The difference I described is the critical one, and the motivation for the bind operator - I'm not sure why mathematical comparisons are relevant, and I think it's very misleading to imply that the two proposals aren't both useful/needed for different reasons.

A lot of people were wanting the original bind proposals because it provided a nice way to use custom method in the middle of a fluent API chain. The pipeline proposal also fulfills this need completely. For many people, the pipeline proposal will lose a lot of value, because the primary use case got superseded by another proposal.

The current iteration of js-choi's bind proposal specifically states that the above use case is not a goal of the new bind operator proposal - this is specifically the job of the pipeline operator. Instead, it seems the goal was originally to provide a syntax to protect against global prototypal mutations, but In issue #8 it was mentioned that to proceed, they needed to change the focus of the proposal to general ergonomics of using the bind syntax over the bind method, along with what benifits the community would have if we made it easier to do this-binding. I'm not yet sure how strong of an argument can be made around this new objective, we'll see (I still need to have a closer read over the updated README that presents it), but it certainly seems to be a very different objective than what many people were rooting for in the original bind proposal.

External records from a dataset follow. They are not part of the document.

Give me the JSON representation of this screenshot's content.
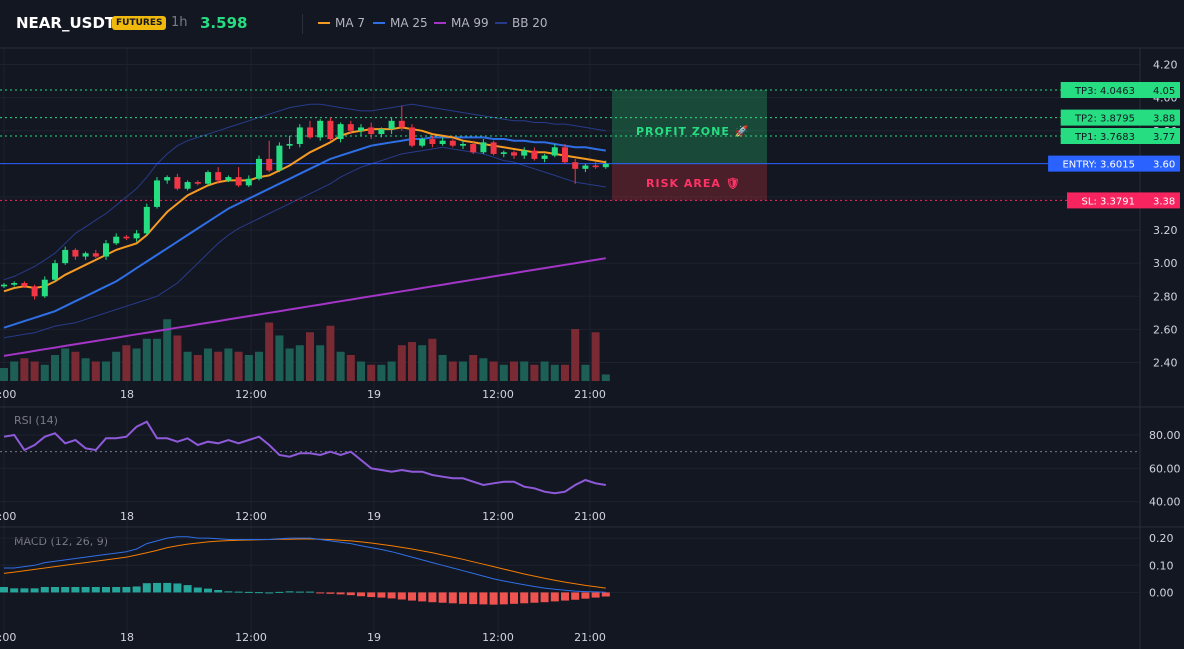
{
  "header": {
    "symbol": "NEAR_USDT",
    "badge": "FUTURES",
    "interval": "1h",
    "last_price": "3.598",
    "legend": [
      {
        "label": "MA 7",
        "color": "#f59a23"
      },
      {
        "label": "MA 25",
        "color": "#2f6fe6"
      },
      {
        "label": "MA 99",
        "color": "#a335c7"
      },
      {
        "label": "BB 20",
        "color": "#283b8a"
      }
    ]
  },
  "colors": {
    "up": "#26de81",
    "down": "#f23645",
    "vol_up": "#1e5f55",
    "vol_down": "#7a2a33",
    "grid": "#1e222d",
    "tp": "#26de81",
    "entry": "#2962ff",
    "sl": "#f7245f",
    "rsi": "#8e5ad9",
    "macd": "#2f6fe6",
    "signal": "#f57c00",
    "hist_up": "#26a69a",
    "hist_down": "#ef5350"
  },
  "levels": {
    "tp3": {
      "label": "TP3: 4.0463",
      "axis": "4.05",
      "value": 4.0463
    },
    "tp2": {
      "label": "TP2: 3.8795",
      "axis": "3.88",
      "value": 3.8795
    },
    "tp1": {
      "label": "TP1: 3.7683",
      "axis": "3.77",
      "value": 3.7683
    },
    "entry": {
      "label": "ENTRY: 3.6015",
      "axis": "3.60",
      "value": 3.6015
    },
    "sl": {
      "label": "SL: 3.3791",
      "axis": "3.38",
      "value": 3.3791
    }
  },
  "zones": {
    "profit": "PROFIT ZONE 🚀",
    "risk": "RISK AREA 🛡"
  },
  "panes": {
    "rsi_title": "RSI (14)",
    "macd_title": "MACD (12, 26, 9)"
  },
  "chart_data": [
    {
      "type": "candlestick",
      "title": "NEAR_USDT",
      "yticks": [
        4.2,
        4.0,
        3.8,
        3.6,
        3.4,
        3.2,
        3.0,
        2.8,
        2.6,
        2.4
      ],
      "ylim": [
        2.27,
        4.3
      ],
      "x_tick_labels": [
        "2:00",
        "18",
        "12:00",
        "19",
        "12:00",
        "21:00"
      ],
      "x_tick_index": [
        0,
        12,
        24,
        36,
        48,
        57
      ],
      "ohlc": [
        [
          2.86,
          2.88,
          2.85,
          2.87
        ],
        [
          2.87,
          2.89,
          2.86,
          2.88
        ],
        [
          2.88,
          2.89,
          2.85,
          2.86
        ],
        [
          2.86,
          2.87,
          2.78,
          2.8
        ],
        [
          2.8,
          2.92,
          2.79,
          2.9
        ],
        [
          2.9,
          3.02,
          2.89,
          3.0
        ],
        [
          3.0,
          3.1,
          2.99,
          3.08
        ],
        [
          3.08,
          3.09,
          3.02,
          3.04
        ],
        [
          3.04,
          3.07,
          3.02,
          3.06
        ],
        [
          3.06,
          3.08,
          3.03,
          3.04
        ],
        [
          3.04,
          3.14,
          3.02,
          3.12
        ],
        [
          3.12,
          3.18,
          3.11,
          3.16
        ],
        [
          3.16,
          3.17,
          3.14,
          3.15
        ],
        [
          3.15,
          3.2,
          3.13,
          3.18
        ],
        [
          3.18,
          3.36,
          3.17,
          3.34
        ],
        [
          3.34,
          3.52,
          3.33,
          3.5
        ],
        [
          3.5,
          3.53,
          3.48,
          3.52
        ],
        [
          3.52,
          3.54,
          3.44,
          3.45
        ],
        [
          3.45,
          3.5,
          3.44,
          3.49
        ],
        [
          3.49,
          3.5,
          3.47,
          3.48
        ],
        [
          3.48,
          3.56,
          3.47,
          3.55
        ],
        [
          3.55,
          3.58,
          3.48,
          3.5
        ],
        [
          3.5,
          3.53,
          3.49,
          3.52
        ],
        [
          3.52,
          3.58,
          3.46,
          3.47
        ],
        [
          3.47,
          3.53,
          3.46,
          3.51
        ],
        [
          3.51,
          3.65,
          3.5,
          3.63
        ],
        [
          3.63,
          3.74,
          3.55,
          3.56
        ],
        [
          3.56,
          3.73,
          3.55,
          3.71
        ],
        [
          3.71,
          3.77,
          3.69,
          3.72
        ],
        [
          3.72,
          3.84,
          3.7,
          3.82
        ],
        [
          3.82,
          3.86,
          3.75,
          3.76
        ],
        [
          3.76,
          3.87,
          3.74,
          3.86
        ],
        [
          3.86,
          3.88,
          3.74,
          3.75
        ],
        [
          3.75,
          3.85,
          3.73,
          3.84
        ],
        [
          3.84,
          3.86,
          3.78,
          3.8
        ],
        [
          3.8,
          3.84,
          3.77,
          3.82
        ],
        [
          3.82,
          3.85,
          3.75,
          3.78
        ],
        [
          3.78,
          3.82,
          3.76,
          3.81
        ],
        [
          3.81,
          3.88,
          3.78,
          3.86
        ],
        [
          3.86,
          3.95,
          3.8,
          3.82
        ],
        [
          3.82,
          3.84,
          3.7,
          3.71
        ],
        [
          3.71,
          3.76,
          3.7,
          3.75
        ],
        [
          3.75,
          3.77,
          3.7,
          3.72
        ],
        [
          3.72,
          3.76,
          3.71,
          3.74
        ],
        [
          3.74,
          3.75,
          3.7,
          3.71
        ],
        [
          3.71,
          3.74,
          3.69,
          3.72
        ],
        [
          3.72,
          3.74,
          3.66,
          3.67
        ],
        [
          3.67,
          3.75,
          3.66,
          3.73
        ],
        [
          3.73,
          3.74,
          3.65,
          3.66
        ],
        [
          3.66,
          3.68,
          3.64,
          3.67
        ],
        [
          3.67,
          3.68,
          3.63,
          3.65
        ],
        [
          3.65,
          3.7,
          3.63,
          3.68
        ],
        [
          3.68,
          3.7,
          3.62,
          3.63
        ],
        [
          3.63,
          3.66,
          3.61,
          3.65
        ],
        [
          3.65,
          3.72,
          3.64,
          3.7
        ],
        [
          3.7,
          3.72,
          3.6,
          3.61
        ],
        [
          3.61,
          3.63,
          3.48,
          3.57
        ],
        [
          3.57,
          3.6,
          3.55,
          3.59
        ],
        [
          3.59,
          3.61,
          3.57,
          3.58
        ],
        [
          3.58,
          3.62,
          3.57,
          3.6
        ]
      ],
      "volume_rel": [
        0.2,
        0.3,
        0.35,
        0.3,
        0.25,
        0.4,
        0.5,
        0.45,
        0.35,
        0.3,
        0.3,
        0.45,
        0.55,
        0.5,
        0.65,
        0.65,
        0.95,
        0.7,
        0.45,
        0.4,
        0.5,
        0.45,
        0.5,
        0.45,
        0.4,
        0.45,
        0.9,
        0.7,
        0.5,
        0.55,
        0.75,
        0.55,
        0.85,
        0.45,
        0.4,
        0.3,
        0.25,
        0.25,
        0.3,
        0.55,
        0.6,
        0.55,
        0.65,
        0.4,
        0.3,
        0.3,
        0.4,
        0.35,
        0.3,
        0.25,
        0.3,
        0.3,
        0.25,
        0.3,
        0.25,
        0.25,
        0.8,
        0.25,
        0.75,
        0.1
      ],
      "ma7": [
        2.83,
        2.85,
        2.86,
        2.85,
        2.86,
        2.89,
        2.93,
        2.96,
        2.99,
        3.02,
        3.05,
        3.08,
        3.1,
        3.12,
        3.17,
        3.24,
        3.31,
        3.36,
        3.41,
        3.44,
        3.47,
        3.49,
        3.5,
        3.5,
        3.5,
        3.52,
        3.53,
        3.56,
        3.59,
        3.63,
        3.67,
        3.7,
        3.73,
        3.77,
        3.79,
        3.8,
        3.81,
        3.81,
        3.81,
        3.82,
        3.81,
        3.8,
        3.78,
        3.77,
        3.76,
        3.74,
        3.73,
        3.72,
        3.71,
        3.7,
        3.69,
        3.68,
        3.67,
        3.67,
        3.66,
        3.65,
        3.64,
        3.63,
        3.62,
        3.61
      ],
      "ma25": [
        2.61,
        2.63,
        2.65,
        2.67,
        2.69,
        2.71,
        2.74,
        2.77,
        2.8,
        2.83,
        2.86,
        2.89,
        2.93,
        2.97,
        3.01,
        3.05,
        3.09,
        3.13,
        3.17,
        3.21,
        3.25,
        3.29,
        3.33,
        3.36,
        3.39,
        3.42,
        3.45,
        3.48,
        3.51,
        3.54,
        3.57,
        3.6,
        3.63,
        3.65,
        3.67,
        3.69,
        3.71,
        3.72,
        3.73,
        3.74,
        3.75,
        3.75,
        3.76,
        3.76,
        3.76,
        3.76,
        3.76,
        3.76,
        3.75,
        3.75,
        3.74,
        3.74,
        3.73,
        3.73,
        3.72,
        3.71,
        3.7,
        3.7,
        3.69,
        3.68
      ],
      "ma99": [
        2.44,
        2.45,
        2.46,
        2.47,
        2.48,
        2.49,
        2.5,
        2.51,
        2.52,
        2.53,
        2.54,
        2.55,
        2.56,
        2.57,
        2.58,
        2.59,
        2.6,
        2.61,
        2.62,
        2.63,
        2.64,
        2.65,
        2.66,
        2.67,
        2.68,
        2.69,
        2.7,
        2.71,
        2.72,
        2.73,
        2.74,
        2.75,
        2.76,
        2.77,
        2.78,
        2.79,
        2.8,
        2.81,
        2.82,
        2.83,
        2.84,
        2.85,
        2.86,
        2.87,
        2.88,
        2.89,
        2.9,
        2.91,
        2.92,
        2.93,
        2.94,
        2.95,
        2.96,
        2.97,
        2.98,
        2.99,
        3.0,
        3.01,
        3.02,
        3.03
      ],
      "bb_upper": [
        2.9,
        2.92,
        2.95,
        2.98,
        3.02,
        3.06,
        3.12,
        3.18,
        3.22,
        3.26,
        3.3,
        3.35,
        3.4,
        3.45,
        3.52,
        3.6,
        3.66,
        3.71,
        3.74,
        3.76,
        3.78,
        3.8,
        3.82,
        3.84,
        3.86,
        3.88,
        3.9,
        3.92,
        3.94,
        3.95,
        3.96,
        3.96,
        3.95,
        3.94,
        3.93,
        3.92,
        3.92,
        3.93,
        3.94,
        3.95,
        3.96,
        3.95,
        3.94,
        3.93,
        3.92,
        3.91,
        3.9,
        3.89,
        3.88,
        3.87,
        3.86,
        3.86,
        3.85,
        3.85,
        3.84,
        3.84,
        3.83,
        3.82,
        3.81,
        3.8
      ],
      "bb_lower": [
        2.55,
        2.56,
        2.57,
        2.58,
        2.6,
        2.62,
        2.63,
        2.64,
        2.66,
        2.68,
        2.7,
        2.72,
        2.74,
        2.76,
        2.78,
        2.8,
        2.84,
        2.88,
        2.94,
        3.0,
        3.06,
        3.12,
        3.17,
        3.21,
        3.24,
        3.27,
        3.3,
        3.33,
        3.36,
        3.39,
        3.42,
        3.45,
        3.48,
        3.52,
        3.55,
        3.58,
        3.6,
        3.62,
        3.64,
        3.66,
        3.67,
        3.68,
        3.69,
        3.7,
        3.69,
        3.68,
        3.67,
        3.66,
        3.64,
        3.62,
        3.61,
        3.59,
        3.57,
        3.55,
        3.53,
        3.51,
        3.49,
        3.48,
        3.47,
        3.46
      ]
    },
    {
      "type": "line",
      "title": "RSI (14)",
      "yticks": [
        80,
        60,
        40
      ],
      "ylim": [
        35,
        95
      ],
      "reference": 70,
      "x_tick_labels": [
        "2:00",
        "18",
        "12:00",
        "19",
        "12:00",
        "21:00"
      ],
      "values": [
        79,
        80,
        71,
        74,
        79,
        81,
        75,
        77,
        72,
        71,
        78,
        78,
        79,
        85,
        88,
        78,
        78,
        76,
        78,
        74,
        76,
        75,
        77,
        75,
        77,
        79,
        74,
        68,
        67,
        69,
        69,
        68,
        70,
        68,
        70,
        65,
        60,
        59,
        58,
        59,
        58,
        58,
        56,
        55,
        54,
        54,
        52,
        50,
        51,
        52,
        52,
        49,
        48,
        46,
        45,
        46,
        50,
        53,
        51,
        50
      ]
    },
    {
      "type": "line",
      "title": "MACD (12, 26, 9)",
      "yticks": [
        0.2,
        0.1,
        0.0
      ],
      "ylim": [
        -0.12,
        0.23
      ],
      "x_tick_labels": [
        "2:00",
        "18",
        "12:00",
        "19",
        "12:00",
        "21:00"
      ],
      "series": [
        {
          "name": "MACD",
          "values": [
            0.09,
            0.09,
            0.095,
            0.1,
            0.11,
            0.115,
            0.12,
            0.125,
            0.13,
            0.135,
            0.14,
            0.145,
            0.15,
            0.16,
            0.18,
            0.19,
            0.2,
            0.205,
            0.205,
            0.2,
            0.2,
            0.198,
            0.195,
            0.195,
            0.195,
            0.195,
            0.195,
            0.198,
            0.2,
            0.2,
            0.2,
            0.195,
            0.19,
            0.185,
            0.18,
            0.172,
            0.165,
            0.158,
            0.15,
            0.14,
            0.13,
            0.12,
            0.11,
            0.1,
            0.09,
            0.08,
            0.07,
            0.06,
            0.05,
            0.042,
            0.035,
            0.028,
            0.022,
            0.016,
            0.012,
            0.008,
            0.005,
            0.003,
            0.002,
            0.001
          ]
        },
        {
          "name": "Signal",
          "values": [
            0.07,
            0.075,
            0.08,
            0.085,
            0.09,
            0.095,
            0.1,
            0.105,
            0.11,
            0.115,
            0.12,
            0.125,
            0.13,
            0.138,
            0.146,
            0.155,
            0.165,
            0.172,
            0.178,
            0.182,
            0.186,
            0.189,
            0.191,
            0.192,
            0.193,
            0.194,
            0.195,
            0.196,
            0.196,
            0.197,
            0.197,
            0.196,
            0.195,
            0.192,
            0.19,
            0.186,
            0.182,
            0.177,
            0.172,
            0.166,
            0.16,
            0.153,
            0.146,
            0.138,
            0.13,
            0.122,
            0.113,
            0.104,
            0.095,
            0.086,
            0.077,
            0.068,
            0.06,
            0.052,
            0.045,
            0.038,
            0.032,
            0.026,
            0.021,
            0.016
          ]
        },
        {
          "name": "Histogram",
          "values": [
            0.02,
            0.015,
            0.015,
            0.015,
            0.02,
            0.02,
            0.02,
            0.02,
            0.02,
            0.02,
            0.02,
            0.02,
            0.02,
            0.022,
            0.034,
            0.035,
            0.035,
            0.033,
            0.027,
            0.018,
            0.014,
            0.009,
            0.004,
            0.003,
            0.002,
            0.001,
            0.0,
            0.002,
            0.004,
            0.003,
            0.003,
            -0.001,
            -0.005,
            -0.007,
            -0.01,
            -0.014,
            -0.017,
            -0.019,
            -0.022,
            -0.026,
            -0.03,
            -0.033,
            -0.036,
            -0.038,
            -0.04,
            -0.042,
            -0.043,
            -0.044,
            -0.045,
            -0.044,
            -0.042,
            -0.04,
            -0.038,
            -0.036,
            -0.033,
            -0.03,
            -0.027,
            -0.023,
            -0.019,
            -0.015
          ]
        }
      ]
    }
  ]
}
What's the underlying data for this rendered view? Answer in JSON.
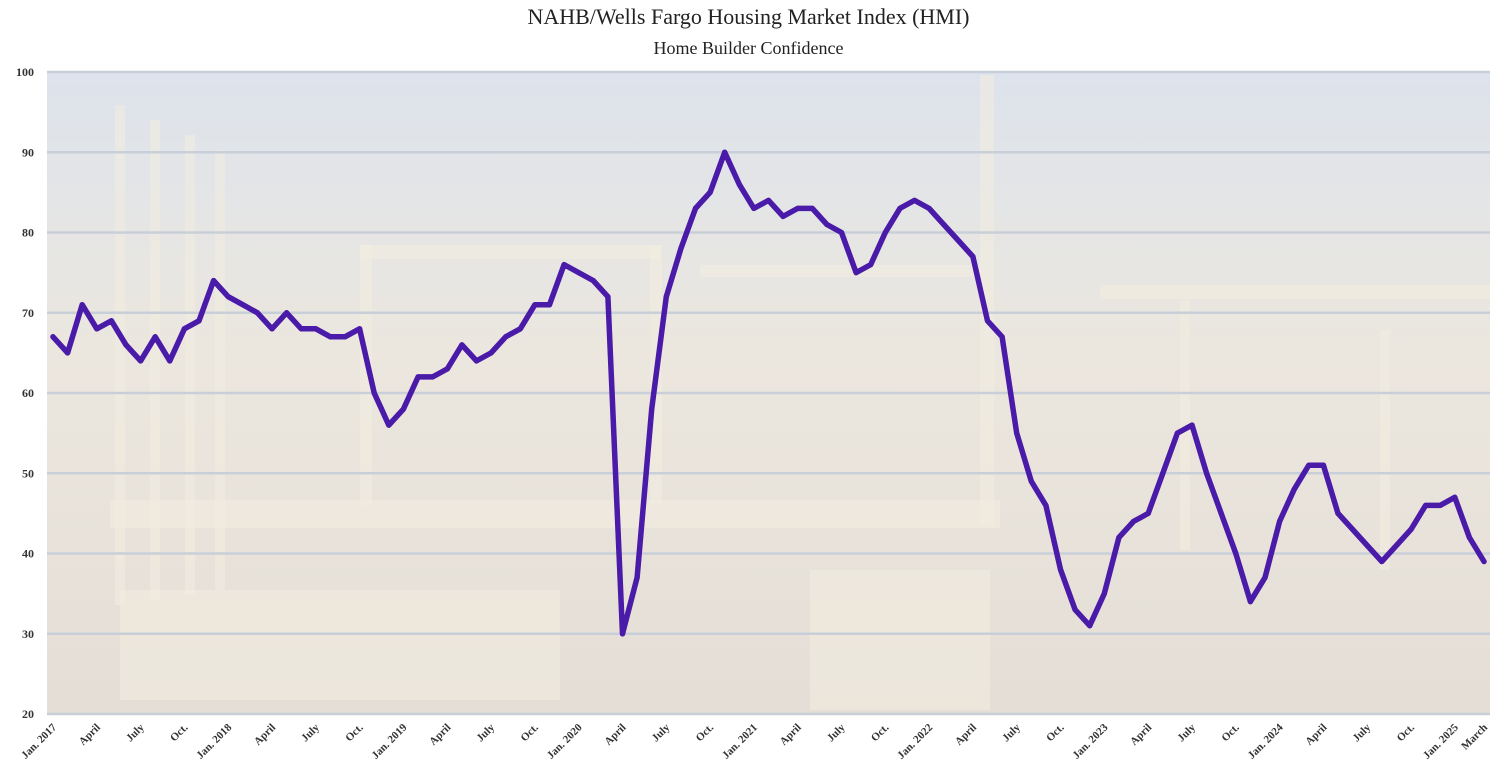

For what it’s worth, @theScottyJam, @ljharb, and I collaborated on a statistical corpus study over the year-2019 top-1000 NPM packages. The results are summarized in the bind-this explainer’s rationale section—even excluding transpiled code, .call and .bind occur very frequently, comparably to console.log, .slice, and .push. .call and .bind may therefore be two of the most commonly called functions across all JavaScript code. So we argue that this frequency alone (plus the clunkiness of .call/.bind’s flipped word order) was sufficient to consider new syntax.

In the October 27 plenary, bind-this was presented to the Committee with these arguments, and it successfully achieved Stage 1. I plan to continue working on progressing the proposal through the Committee, and I plan to continue to work with the champion of the extensions proposal to reconcile the two rival proposals.